Analysis of “The School”

The story I read is called “The School” from Sixty Stories by Donald Barthelme. It starts by introducing the setting, which is a classroom, and the narrator reveals himself as the teacher. He goes through all the things that have recently died in the classroom, starting with simple things like plants and gerbil pets, to more intense things like the students’ family members and an adopted kid from Korea. He goes through all these deaths as if they were just coincidences, or bad luck, which gives the story a humorous tone. He then proceeds to talk about a deep conversation with the students about life and death, and which gives meaning to which. Then the kids ask the teacher to “make love” to Helen, the teaching assistant, and he says no, but they proceed to embrace and kiss. Then there’s a knock on the door and a new gerbil walks in.

The story moves the reader forward with humor, and doesn’t have a traditional storyline. The climax is the part where they talk about death and life and how “death, considered as a fundamental datum, [is] the means by which the taken-for-granted mundanity of the everyday “. In that part, you can just feel the tension in the conversation between the students and the teacher.

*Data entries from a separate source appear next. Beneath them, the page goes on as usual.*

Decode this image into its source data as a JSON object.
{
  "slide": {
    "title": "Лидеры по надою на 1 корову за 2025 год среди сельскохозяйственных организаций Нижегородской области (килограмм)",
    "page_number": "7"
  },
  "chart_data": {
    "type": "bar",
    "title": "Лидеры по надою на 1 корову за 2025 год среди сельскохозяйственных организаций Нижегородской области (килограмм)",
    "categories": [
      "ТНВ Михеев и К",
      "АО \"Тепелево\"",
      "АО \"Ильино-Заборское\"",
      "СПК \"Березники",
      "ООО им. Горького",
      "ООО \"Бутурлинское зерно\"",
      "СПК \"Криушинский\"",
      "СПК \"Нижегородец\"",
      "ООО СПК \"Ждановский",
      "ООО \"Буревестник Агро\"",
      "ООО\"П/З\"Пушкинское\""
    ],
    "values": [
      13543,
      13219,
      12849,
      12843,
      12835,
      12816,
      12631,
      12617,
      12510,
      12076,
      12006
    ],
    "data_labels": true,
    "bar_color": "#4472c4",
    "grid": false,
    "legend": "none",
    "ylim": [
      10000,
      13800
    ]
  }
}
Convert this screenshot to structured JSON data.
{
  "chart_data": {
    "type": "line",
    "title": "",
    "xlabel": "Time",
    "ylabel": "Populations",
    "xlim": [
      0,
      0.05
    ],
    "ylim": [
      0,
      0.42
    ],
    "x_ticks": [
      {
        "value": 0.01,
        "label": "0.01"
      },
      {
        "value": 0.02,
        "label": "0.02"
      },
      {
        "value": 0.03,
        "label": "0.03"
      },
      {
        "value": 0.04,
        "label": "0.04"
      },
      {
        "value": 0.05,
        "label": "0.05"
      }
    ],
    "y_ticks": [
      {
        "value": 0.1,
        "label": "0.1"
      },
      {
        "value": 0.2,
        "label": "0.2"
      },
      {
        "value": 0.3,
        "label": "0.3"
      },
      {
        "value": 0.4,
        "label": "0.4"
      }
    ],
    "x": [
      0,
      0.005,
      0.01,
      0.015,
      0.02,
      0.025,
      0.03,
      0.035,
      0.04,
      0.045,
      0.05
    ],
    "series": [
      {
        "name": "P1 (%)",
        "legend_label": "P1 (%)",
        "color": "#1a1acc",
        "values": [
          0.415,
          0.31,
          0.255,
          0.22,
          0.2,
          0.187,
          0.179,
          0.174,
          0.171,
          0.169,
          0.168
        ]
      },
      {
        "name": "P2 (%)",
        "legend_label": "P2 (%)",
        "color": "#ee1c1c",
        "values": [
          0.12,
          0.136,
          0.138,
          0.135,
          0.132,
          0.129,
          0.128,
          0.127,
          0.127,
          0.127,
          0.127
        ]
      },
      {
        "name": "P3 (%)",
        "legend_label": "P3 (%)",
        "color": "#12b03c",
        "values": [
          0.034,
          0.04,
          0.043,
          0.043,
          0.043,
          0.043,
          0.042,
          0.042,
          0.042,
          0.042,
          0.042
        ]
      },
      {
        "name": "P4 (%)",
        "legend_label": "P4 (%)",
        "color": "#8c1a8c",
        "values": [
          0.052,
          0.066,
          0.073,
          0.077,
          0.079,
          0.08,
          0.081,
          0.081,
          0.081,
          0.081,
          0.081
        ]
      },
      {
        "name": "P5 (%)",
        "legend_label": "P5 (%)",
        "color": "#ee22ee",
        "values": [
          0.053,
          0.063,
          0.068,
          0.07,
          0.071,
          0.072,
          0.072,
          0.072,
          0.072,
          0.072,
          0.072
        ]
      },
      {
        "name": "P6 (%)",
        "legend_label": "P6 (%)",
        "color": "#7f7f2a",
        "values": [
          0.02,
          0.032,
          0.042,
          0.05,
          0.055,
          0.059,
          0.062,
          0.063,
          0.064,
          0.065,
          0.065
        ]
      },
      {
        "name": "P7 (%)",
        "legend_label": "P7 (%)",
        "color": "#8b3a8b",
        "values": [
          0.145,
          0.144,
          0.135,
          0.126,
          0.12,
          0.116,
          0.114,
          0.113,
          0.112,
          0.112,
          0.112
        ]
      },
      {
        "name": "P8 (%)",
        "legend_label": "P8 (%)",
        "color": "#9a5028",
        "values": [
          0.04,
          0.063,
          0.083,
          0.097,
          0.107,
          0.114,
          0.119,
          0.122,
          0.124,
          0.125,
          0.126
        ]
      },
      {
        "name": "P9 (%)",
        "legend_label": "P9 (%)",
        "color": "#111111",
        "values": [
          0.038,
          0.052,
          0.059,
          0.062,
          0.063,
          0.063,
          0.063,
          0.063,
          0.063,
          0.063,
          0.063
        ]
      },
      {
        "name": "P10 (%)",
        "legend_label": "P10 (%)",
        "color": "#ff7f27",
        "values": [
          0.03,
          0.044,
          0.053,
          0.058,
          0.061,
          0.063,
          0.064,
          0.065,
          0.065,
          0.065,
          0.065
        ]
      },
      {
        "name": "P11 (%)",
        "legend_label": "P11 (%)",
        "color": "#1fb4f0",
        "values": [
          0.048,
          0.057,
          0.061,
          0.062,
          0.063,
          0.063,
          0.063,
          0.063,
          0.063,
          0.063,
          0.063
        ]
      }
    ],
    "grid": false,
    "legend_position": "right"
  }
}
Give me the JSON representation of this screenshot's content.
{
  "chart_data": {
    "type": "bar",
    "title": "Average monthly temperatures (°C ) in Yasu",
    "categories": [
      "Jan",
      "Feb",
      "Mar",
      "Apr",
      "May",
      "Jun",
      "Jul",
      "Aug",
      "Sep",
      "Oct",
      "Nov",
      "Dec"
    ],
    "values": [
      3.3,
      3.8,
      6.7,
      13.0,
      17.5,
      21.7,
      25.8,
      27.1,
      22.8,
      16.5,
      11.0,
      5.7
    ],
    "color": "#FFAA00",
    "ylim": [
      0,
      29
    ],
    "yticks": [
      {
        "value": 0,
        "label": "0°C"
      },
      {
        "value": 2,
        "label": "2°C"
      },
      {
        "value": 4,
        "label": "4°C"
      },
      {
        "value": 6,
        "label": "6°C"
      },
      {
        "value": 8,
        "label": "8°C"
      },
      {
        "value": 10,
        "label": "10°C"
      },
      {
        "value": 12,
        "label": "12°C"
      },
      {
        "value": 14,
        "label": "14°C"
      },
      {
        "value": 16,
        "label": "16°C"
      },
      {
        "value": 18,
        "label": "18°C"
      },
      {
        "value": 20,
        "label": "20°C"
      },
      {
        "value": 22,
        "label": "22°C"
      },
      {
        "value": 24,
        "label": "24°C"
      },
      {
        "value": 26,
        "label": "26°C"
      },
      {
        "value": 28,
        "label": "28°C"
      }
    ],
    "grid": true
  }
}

What makes it interesting and special is the fact that the whole story juxtaposes children and death, which are two topics that aren’t usually in the same story, presented in this way. There’s a turning point at which the children move on from the topic of death, and start asking the teacher to make love to Helen (which makes them seem like they want to see some life). In the story, the balance of the conversation of the children between the darkness of death and the darkness of reality of sex, or “making love”, is interesting. It’s almost as if they weren’t scared of either anymore. The ending with the gerbil walking in represents the opportunity for more life to come, even in that dark, depressing school where everything seems to perish.